Nearly 18 months ago, we published a review (link) of the then new Seagate 7200.11 1Tb, comparing it with the previous generations. Since then Seagate has stayed in the headlines for the 7200.11 series – and not for the best of reasons. Defective firmware leading to inaccessible drives caused a major splash and anecdotal evidence of large numbers of drives being RMA’d have steered popular opinion away from Seagate.

Many have criticized Seagate’s handling of the firmware problems, with initial slowness to publically address issues, fuzziness on which drives were affected and culminating in the vendor offering free data recovery services for those with bricked drives, with advanced exchanges for select customers. Our own Rage3D Administrator Lupine chronicled his issues with affected drives, RMA’ing problem drives and receiving drives with the same problem firmware back.

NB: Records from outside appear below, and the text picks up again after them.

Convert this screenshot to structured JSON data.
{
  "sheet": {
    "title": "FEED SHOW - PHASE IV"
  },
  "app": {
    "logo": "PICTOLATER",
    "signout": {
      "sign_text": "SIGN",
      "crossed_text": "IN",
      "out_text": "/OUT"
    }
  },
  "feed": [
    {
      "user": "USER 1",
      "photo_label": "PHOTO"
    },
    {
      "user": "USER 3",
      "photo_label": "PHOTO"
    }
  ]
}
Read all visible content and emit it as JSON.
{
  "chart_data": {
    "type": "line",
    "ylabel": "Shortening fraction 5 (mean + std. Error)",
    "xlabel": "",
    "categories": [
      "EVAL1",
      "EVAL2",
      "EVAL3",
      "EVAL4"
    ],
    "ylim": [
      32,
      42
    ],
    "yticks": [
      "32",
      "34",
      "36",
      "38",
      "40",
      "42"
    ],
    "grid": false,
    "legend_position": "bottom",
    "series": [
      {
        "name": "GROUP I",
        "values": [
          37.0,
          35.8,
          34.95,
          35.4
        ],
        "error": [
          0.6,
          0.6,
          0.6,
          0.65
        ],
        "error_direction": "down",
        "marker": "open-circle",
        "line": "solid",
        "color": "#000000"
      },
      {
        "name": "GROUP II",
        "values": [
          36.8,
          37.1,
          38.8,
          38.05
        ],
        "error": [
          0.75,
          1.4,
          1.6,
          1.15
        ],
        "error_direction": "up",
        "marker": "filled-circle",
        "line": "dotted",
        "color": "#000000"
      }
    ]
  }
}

In the meantime, I had left my four Seagate 7200.11 1Tb drives doing backup duty as a RAID 5 set in an external enclosure. The original SD01 firmware stood the test of time, with no random rebuilds, dropped drives or poor performance seen – workhorses, all around. Moving to a new backup architecture, the drives became free once more for a revisit: new firmware, SD1A. Like before, no extravagant testing methods were used – just throw HDTach’s long bench at it three times and average the results.

I connected the four ST31000340AS drives to my Gigabyte GA-EP35-DS3R’s Intel ICH9R controller, and used Vista Ultimate SP1 x64 to run HDTach for some simple numbers.  Like the previously used discrete LSI and Adaptec controllers, Intel’s ICH matrix integrated raid solution offers a Write Cache. Initially this mode was introduced for RAID 5, where writes are coalesced to reduce the number of I/O’s per write for parity calculations for sequential data streams. This means if four sequential 16Kb access requests have been made, the 16K I/O’s are combined into a single 64Kb access. Intel Matrix Storage utilizes a cache for write buffering and to improve coalescing for desktop usage models, such as Raid 0 or 1, and AHCI. Approximately 4Mb of main memory is allocated for cache at boot time. Recent driver updates have allowed this write cache to benefit AHCI as well as RAID volumes, such that all IMS arrays benefit for burst read rates – in benchmarks, at least. As the writes are cached, subsequent reads from that same data will come from cache and not the disk, increasing data access speed. Obviously, this cache is sensitive to system configuration – the faster and lower latency the system memory, the better the cache performs.

Ideally the cache should be write-though – the data is written to the disk and kept in the cache for faster reads, vs. write back mode where data is flushed from cache periodically. In this mode data is very sensitive to power reliability and system stability; a bad overclock, system crash or a power interruption could not only cause data loss but operating system corruption if critical files are not written to disk.

To account for this, the tests were performed with the write cache enabled, and disabled, via the Intel Matrix Storage Manager. The CPU used in the system was an Intel Xeon X3210 B3 quad core processor, clocked at 3Ghz, with 4Gb of Buffalo Firestix DDR2 ram running at 900Mhz 5-5-5-15.

Seagate claims 105MB/sec maximum transfer rate for the ST31000340AS, which was verified in HDtach for the first 20% (200 GB) of the drive, in single disk configuration. Interestingly, the ST31000333AS 1Tb and ST3150041AS 1.5Tb drives are rated at 115MB/s and 120Mb/s, respectively. Those of you taking advantage of the recent sales on 1Tb and 1.5Tb drives are getting some fast drives, cheap.